Anyway, I tried your suggestion, and it doesn’t work:

$ for i in {0..7}; do echo -n "CUDA_VISIBLE_DEVICES=$i: "; CUDA_VISIBLE_DEVICES=$i ./deviceQuery | grep Result ; done
CUDA_VISIBLE_DEVICES=0: Result = FAIL
CUDA_VISIBLE_DEVICES=1: Result = FAIL
CUDA_VISIBLE_DEVICES=2: Result = FAIL
CUDA_VISIBLE_DEVICES=3: Result = FAIL
CUDA_VISIBLE_DEVICES=4: Result = FAIL
CUDA_VISIBLE_DEVICES=5: Result = FAIL
CUDA_VISIBLE_DEVICES=6: Result = FAIL
CUDA_VISIBLE_DEVICES=7: Result = FAIL

what permissions are being set on the device control files? Do you have control over this?

The permissions are set through the cgroup devices subsystem, as described here: [url]https://access.redhat.com/documentation/en-US/Red_Hat_Enterprise_Linux/6/html/Resource_Management_Guide/sec-devices.html[/url]

The thing is I do want to restrict access to certain GPUs. I just want cudaGetDeviceCount() to report the number of GPUs available in CUDA_VISIBLE_DEVICES rather than failing when access is not allowed to a /dev/nvidiaX device.

can you list the numerical permissions on the files that are modified in the allocated state, as root if necessary, using ls -l?

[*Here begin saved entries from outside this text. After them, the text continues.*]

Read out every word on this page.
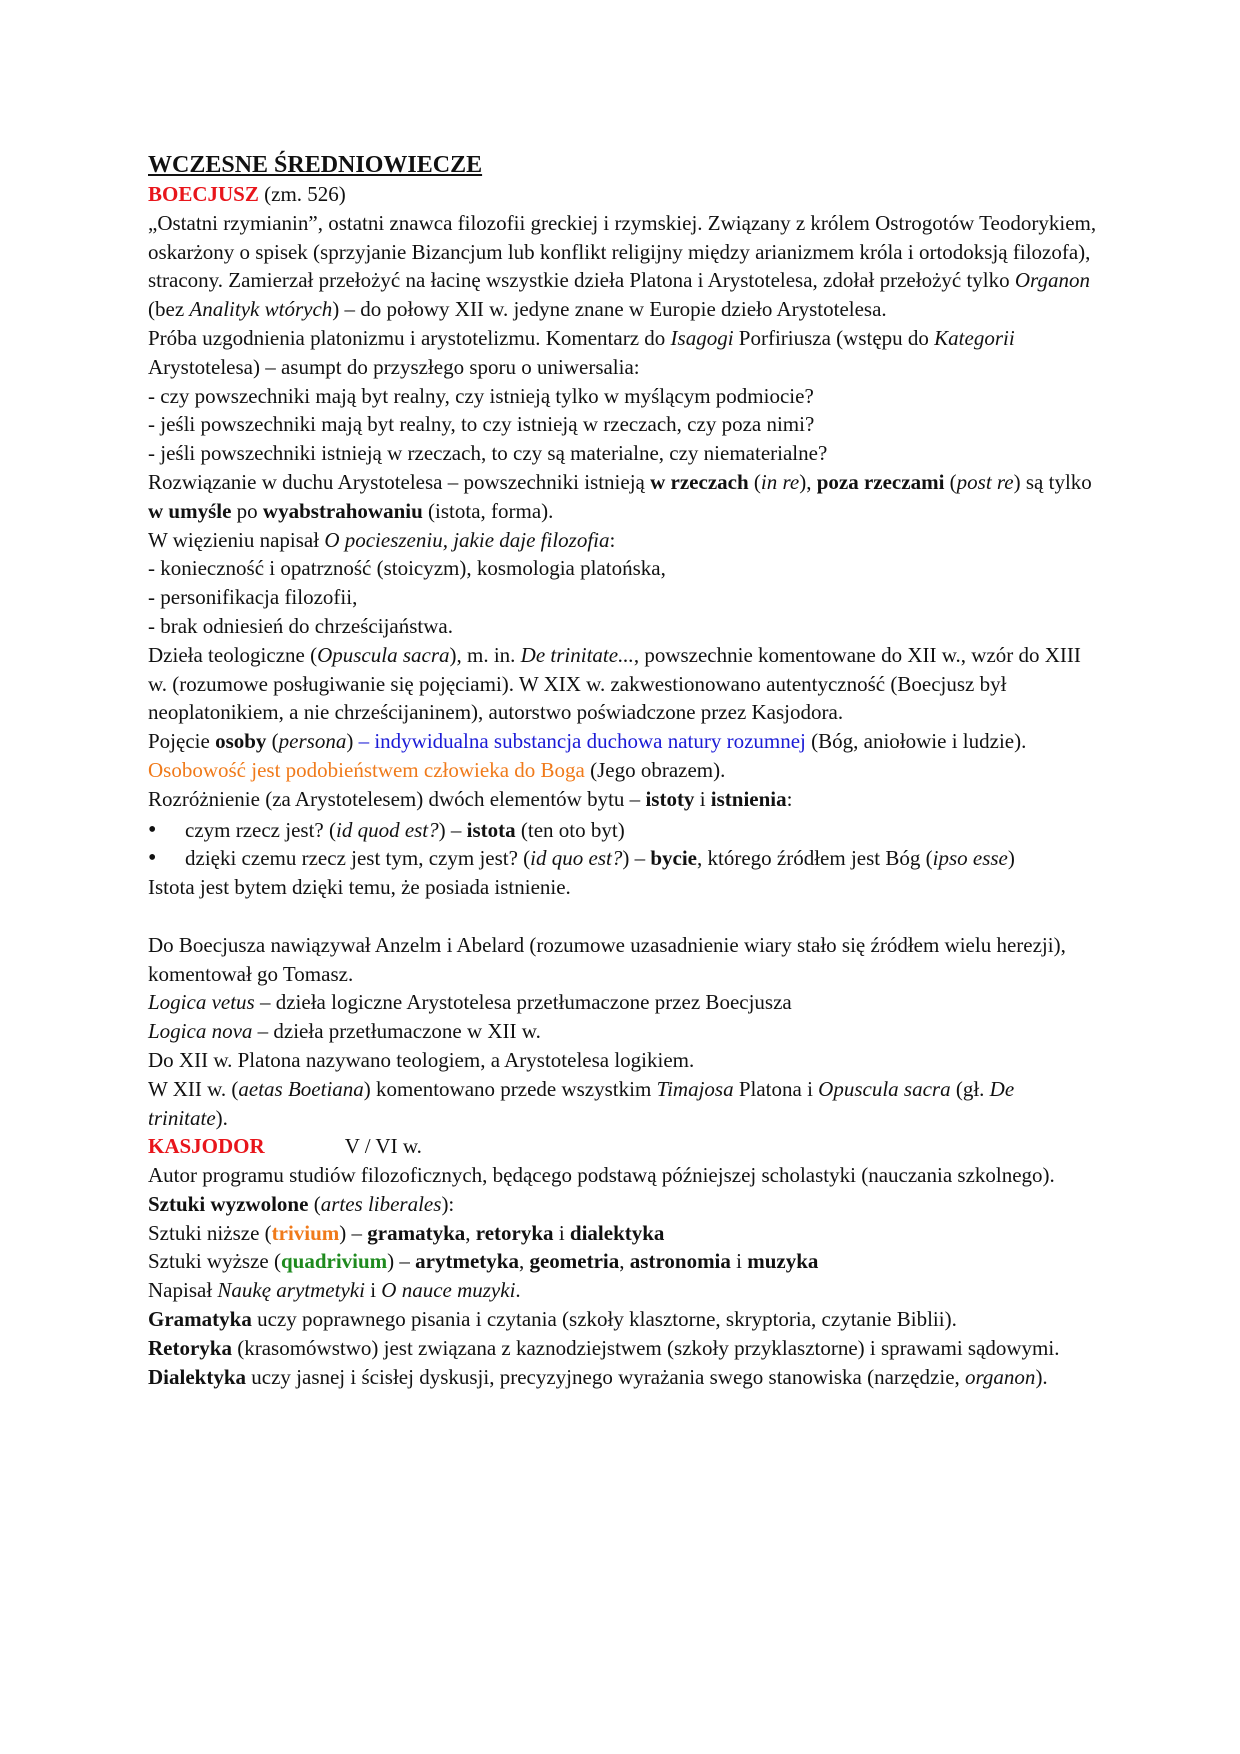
WCZESNE ŚREDNIOWIECZE

BOECJUSZ (zm. 526)

„Ostatni rzymianin”, ostatni znawca filozofii greckiej i rzymskiej. Związany z królem Ostrogotów Teodorykiem, oskarżony o spisek (sprzyjanie Bizancjum lub konflikt religijny między arianizmem króla i ortodoksją filozofa), stracony. Zamierzał przełożyć na łacinę wszystkie dzieła Platona i Arystotelesa, zdołał przełożyć tylko Organon (bez Analityk wtórych) – do połowy XII w. jedyne znane w Europie dzieło Arystotelesa.

Próba uzgodnienia platonizmu i arystotelizmu. Komentarz do Isagogi Porfiriusza (wstępu do Kategorii Arystotelesa) – asumpt do przyszłego sporu o uniwersalia:

- czy powszechniki mają byt realny, czy istnieją tylko w myślącym podmiocie?

- jeśli powszechniki mają byt realny, to czy istnieją w rzeczach, czy poza nimi?

- jeśli powszechniki istnieją w rzeczach, to czy są materialne, czy niematerialne?

Rozwiązanie w duchu Arystotelesa – powszechniki istnieją w rzeczach (in re), poza rzeczami (post re) są tylko w umyśle po wyabstrahowaniu (istota, forma).

W więzieniu napisał O pocieszeniu, jakie daje filozofia:

- konieczność i opatrzność (stoicyzm), kosmologia platońska,

- personifikacja filozofii,

- brak odniesień do chrześcijaństwa.

Dzieła teologiczne (Opuscula sacra), m. in. De trinitate..., powszechnie komentowane do XII w., wzór do XIII w. (rozumowe posługiwanie się pojęciami). W XIX w. zakwestionowano autentyczność (Boecjusz był neoplatonikiem, a nie chrześcijaninem), autorstwo poświadczone przez Kasjodora.

Pojęcie osoby (persona) – indywidualna substancja duchowa natury rozumnej (Bóg, aniołowie i ludzie). Osobowość jest podobieństwem człowieka do Boga (Jego obrazem).

Rozróżnienie (za Arystotelesem) dwóch elementów bytu – istoty i istnienia:

• czym rzecz jest? (id quod est?) – istota (ten oto byt)

• dzięki czemu rzecz jest tym, czym jest? (id quo est?) – bycie, którego źródłem jest Bóg (ipso esse)

Istota jest bytem dzięki temu, że posiada istnienie.

Do Boecjusza nawiązywał Anzelm i Abelard (rozumowe uzasadnienie wiary stało się źródłem wielu herezji), komentował go Tomasz.

Logica vetus – dzieła logiczne Arystotelesa przetłumaczone przez Boecjusza

Logica nova – dzieła przetłumaczone w XII w.

Do XII w. Platona nazywano teologiem, a Arystotelesa logikiem.

W XII w. (aetas Boetiana) komentowano przede wszystkim Timajosa Platona i Opuscula sacra (gł. De trinitate).

KASJODOR	V / VI w.

Autor programu studiów filozoficznych, będącego podstawą późniejszej scholastyki (nauczania szkolnego).

Sztuki wyzwolone (artes liberales):

Sztuki niższe (trivium) – gramatyka, retoryka i dialektyka

Sztuki wyższe (quadrivium) – arytmetyka, geometria, astronomia i muzyka

Napisał Naukę arytmetyki i O nauce muzyki.

Gramatyka uczy poprawnego pisania i czytania (szkoły klasztorne, skryptoria, czytanie Biblii).

Retoryka (krasomówstwo) jest związana z kaznodziejstwem (szkoły przyklasztorne) i sprawami sądowymi.

Dialektyka uczy jasnej i ścisłej dyskusji, precyzyjnego wyrażania swego stanowiska (narzędzie, organon).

i.e. create an allocation as if you were assigning a GPU to a user/job, same as the condition where you see the error. Then, in that state, as root, list the permissions of all 8 nvidia device files.

Sure, but the access restrictions being made by the cgroup devices subsystem (and thus by the kernel itself), the permissions on the device files are not modified:

$ ls -al /dev/nvidia[0-9]
crw-rw-rw- 1 root root 195, 0 Oct  2 07:55 /dev/nvidia0
crw-rw-rw- 1 root root 195, 1 Oct  2 07:55 /dev/nvidia1
crw-rw-rw- 1 root root 195, 2 Oct  2 07:55 /dev/nvidia2
crw-rw-rw- 1 root root 195, 3 Oct  2 07:55 /dev/nvidia3
crw-rw-rw- 1 root root 195, 4 Oct  2 07:55 /dev/nvidia4
crw-rw-rw- 1 root root 195, 5 Oct  2 07:55 /dev/nvidia5
crw-rw-rw- 1 root root 195, 6 Oct  2 07:55 /dev/nvidia6
crw-rw-rw- 1 root root 195, 7 Oct  2 07:55 /dev/nvidia7

Yet:

$ cat /dev/nvidia0
cat: /dev/nvidia0: Invalid argument

which is ok, cat doesn’t really make sense on /dev/nvidia0, but this is just to show that read() is actually allowed.

And:

$ cat /dev/nvidia1
cat: /dev/nvidia1: Operation not permitted

Access is denied.

For the record, I got confirmation from NVIDIA engineering that this problem will be fixed in CUDA 7.